The problem with shared service accounts
Shared service accounts are attractive because they provide a single credential that many jobs can reuse. In practice they become a single point of failure: the private key is copied to developer laptops, stored in CI secret stores, and sometimes even embedded in container images. When an AI agent or a compromised build server accesses that key, it inherits every permission granted to the account. Because the credential is static, there is no built‑in expiration, no context about who is invoking the request, and no audit trail that ties an action to a specific user or process. The result is a blind spot where privileged operations can be performed without visibility, approval, or any form of data protection.
Non-human identity improves credential hygiene, but leaves a gap
Adopting non-human identity, workload‑identity bindings, OIDC tokens, or short‑lived service‑account impersonation, eliminates the need to distribute long‑lived keys. Each workload receives a token that is scoped to its identity and expires automatically. This change solves the credential‑sprawl problem and reduces the risk of key leakage.

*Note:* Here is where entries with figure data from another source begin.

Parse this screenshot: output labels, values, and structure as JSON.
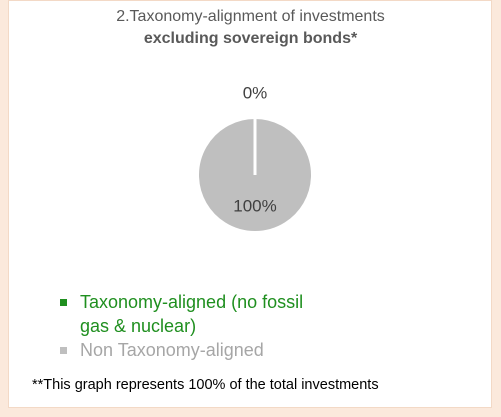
{
  "chart_data": {
    "type": "pie",
    "title": "2.Taxonomy-alignment of investments",
    "subtitle": "excluding sovereign bonds*",
    "categories": [
      "Taxonomy-aligned  (no fossil gas & nuclear)",
      "Non Taxonomy-aligned"
    ],
    "values": [
      0,
      100
    ],
    "value_labels": [
      "0%",
      "100%"
    ],
    "colors": [
      "#1f8f1f",
      "#bfbfbf"
    ],
    "legend_text_colors": [
      "#1f8f1f",
      "#a6a6a6"
    ],
    "note": "**This graph represents 100% of the total investments"
  }
}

However, the token still travels directly from the workload to the target GCP service. The request bypasses any enforcement point that could record the operation, mask sensitive response fields, or require a human approval for risky actions. Non-human identity alone does not give you a central place to apply command‑level policies, capture a replayable session, or enforce inline data redaction. In other words, the request reaches the target unobserved, and the organization loses the same audit and control benefits it had when using shared service accounts.
Putting enforcement in the data path with hoop.dev
hoop.dev is a Layer 7 gateway that sits between identities and GCP resources. By proxying connections to databases, Kubernetes clusters, SSH endpoints, and HTTP APIs, hoop.dev becomes the only place where traffic can be inspected and controlled.